Chutney, a fruit & spice relish, has its origins in Indian cuisine. The British, during their imperial phase, were rather taken by it. They consequently carried it with them in their travels popularizing chutney for people everywhere. As a condiment chutney was, for many years, most often associated strictly with spicy dishes and stronger cuts of meat. No more. Chutneys are used in every conceivable manner by daring, inventive cooks.
Incorporating a chutney into a seafood dish can be tricky. By design pretty much all chutneys carry a strong flavor. Any one of them can easily overpower rather than compliment. My rule of thumb is, if I am going for a light approach on the fish… say just a little lemon butter or such, I would eschew a chutney. If however, I am going to blacken or spice the exterior of the fish then game on for the chutney!
Fresh Pineapple – 1 Large, Chopped
Curry Powder – 3 Tbsp
Brown Sugar – 1 Cup
White Vinegar – 1 1/2 Cups
Fresh Ginger – 1/3 Cup
Orange Zest – From 1 Orange
Orange Juice – 1/2 Cup
Thai Chiles – 4 Seeded and Julianned
Fresh Garlic – 2 Tbsp Chopped
Red Onion – 1 Chopped Coarse
Raisins – 1/2 Cup
Oil – 3Tbsp Grapeseed oil
Tuna – 2 6oz.
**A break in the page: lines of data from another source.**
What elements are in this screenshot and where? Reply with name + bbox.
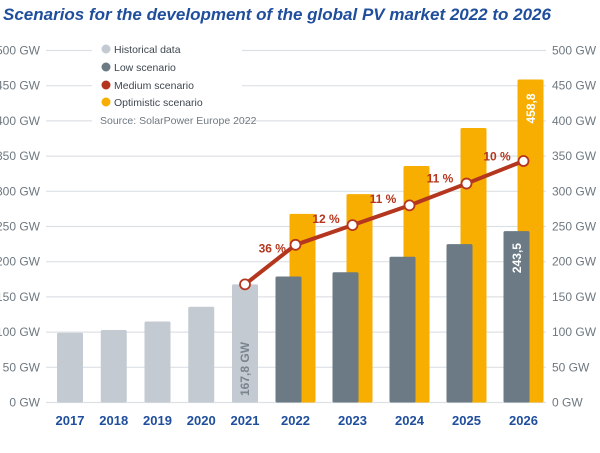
- y-tick-label: 200 GW: [0, 255, 41, 269]
- x-tick-label: 2019: [143, 413, 172, 428]
- data-label-optimistic-2026: 458,8: [524, 93, 538, 123]
- y-tick-label: 350 GW: [0, 149, 41, 163]
- medium-scenario-point: [517, 155, 530, 167]
- medium-scenario-path: [243, 159, 525, 286]
- y-tick-label: 450 GW: [0, 79, 41, 93]
- medium-scenario-point: [239, 278, 251, 291]
- legend-swatch-medium: [101, 80, 111, 90]
- legend-label-optimistic: Optimistic scenario: [114, 97, 203, 109]
- bars: [57, 79, 544, 403]
- bar-historical-data-2018: [100, 329, 127, 403]
- y-tick-label: 150 GW: [0, 290, 41, 304]
- growth-label: 10 %: [483, 149, 511, 163]
- y-axis-right: 0 GW 50 GW 100 GW 150 GW 200 GW 250 GW 300 GW 3…: [552, 44, 597, 410]
- x-tick-label: 2018: [99, 413, 128, 428]
- legend-label-medium: Medium scenario: [114, 80, 194, 92]
- y-tick-label: 300 GW: [552, 184, 597, 198]
- y-tick-label: 100 GW: [552, 325, 597, 339]
- y-tick-label: 250 GW: [0, 220, 41, 234]
- bar-low-scenario-2025: [446, 244, 473, 403]
- bar-historical-data-2020: [188, 306, 215, 403]
- legend-label-low: Low scenario: [114, 62, 176, 74]
- y-tick-label: 100 GW: [0, 325, 41, 339]
- y-tick-label: 300 GW: [0, 184, 41, 198]
- x-tick-label: 2020: [187, 413, 216, 428]
- y-tick-label: 250 GW: [552, 220, 597, 234]
- growth-label: 36 %: [259, 242, 287, 256]
- y-tick-label: 500 GW: [552, 44, 597, 58]
- bar-historical-data-2019: [144, 321, 171, 403]
- y-tick-label: 500 GW: [0, 44, 41, 58]
- bar-low-scenario-2023: [332, 272, 359, 403]
- legend-swatch-historical: [101, 44, 111, 54]
- y-tick-label: 50 GW: [552, 360, 590, 374]
- x-tick-label: 2022: [281, 413, 310, 428]
- x-tick-label: 2024: [395, 413, 425, 428]
- x-tick-label: 2023: [338, 413, 367, 428]
- y-tick-label: 200 GW: [552, 255, 597, 269]
- y-tick-label: 450 GW: [552, 79, 597, 93]
- bar-low-scenario-2022: [275, 276, 302, 403]
- bar-low-scenario-2024: [389, 256, 416, 403]
- x-tick-label: 2021: [231, 413, 260, 428]
- x-tick-label: 2026: [509, 413, 538, 428]
- y-tick-label: 400 GW: [0, 114, 41, 128]
- growth-label: 12 %: [312, 212, 340, 226]
- y-axis-left: 0 GW 50 GW 100 GW 150 GW 200 GW 250 GW 300 GW 3…: [0, 44, 41, 410]
- medium-scenario-point: [403, 199, 416, 212]
- y-tick-label: 0 GW: [552, 396, 583, 410]
- x-tick-label: 2025: [452, 413, 481, 428]
- legend: Historical data Low scenario Medium scen…: [92, 40, 257, 127]
- source-note: Source: SolarPower Europe 2022: [100, 115, 257, 127]
- x-tick-label: 2017: [56, 413, 85, 428]
- y-tick-label: 150 GW: [552, 290, 597, 304]
- y-tick-label: 50 GW: [3, 360, 41, 374]
- growth-label: 11 %: [370, 192, 397, 206]
- y-tick-label: 350 GW: [552, 149, 597, 163]
- growth-label: 11 %: [427, 171, 454, 185]
- medium-scenario-point: [460, 177, 473, 190]
- data-labels: 36 % 12 % 11 % 11 % 10 % 167,8 GW 243,5 458,8: [238, 93, 538, 396]
- bar-historical-data-2017: [57, 332, 83, 403]
- bar-low-scenario-2026: [503, 231, 530, 403]
- x-axis: 2017 2018 2019 2020 2021 2022 2023 2024 2025 2026: [56, 413, 538, 428]
- medium-scenario-point: [346, 219, 359, 231]
- y-tick-label: 400 GW: [552, 114, 597, 128]
- data-label-2021: 167,8 GW: [238, 341, 252, 396]
- bar-historical-data-2021: [232, 284, 258, 403]
- legend-swatch-optimistic: [101, 97, 111, 107]
- medium-scenario-line: [239, 155, 530, 291]
- legend-label-historical: Historical data: [114, 44, 181, 56]
- legend-swatch-low: [101, 62, 111, 72]
- y-tick-label: 0 GW: [9, 396, 40, 410]
- medium-scenario-point: [289, 238, 302, 251]
- data-label-low-2026: 243,5: [510, 243, 524, 273]
- chart-title: Scenarios for the development of the glo…: [3, 5, 551, 24]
Pieces
Cajun Seasoning – Sprinkled On Fish To Cover
Dill – Sprinkled On Fish To Cover
White Pepper – 1Tsp
Here’s a look at most of the fixings for the chutney itself.
I a heated sauce pan, toast the curry powder and white pepper. Medium heat for a couple minutes. Keep the powder moving around to avoid burning.
Getting ready for the next step….
Add vinegar, orange juice, raisins and brown sugar to the toasted curry powder & white pepper. Bring to low boil and cook for 10- 15 minutes.
In a separate large sauce pan/pot heat the oil to just short of smoking, add the red onion and cook, stirring, on medium heat for 5 minutes.
When the red onion has turned translucent, add the garlic, Thai peppers and ginger. Cook an additional 2-3 minutes stirring frequently.
Add the pineapple and…..
the curry, white pepper, juice, vinegar mixture. Cook the entire mixture for 30 minutes. Cool before serving.
The Tuna is pretty straight forward. Coat the fish with an appropriate amount of cajun seasoning and dill. You may substiture seasonings here as desired. The point is to give the chutney something to work against. Not too strong. Not to light.
Sear the tuna on both sides in a hot iron skillet. Remove from heat and serve immediately.
Plate the fish, chutney and sides up and enjoy.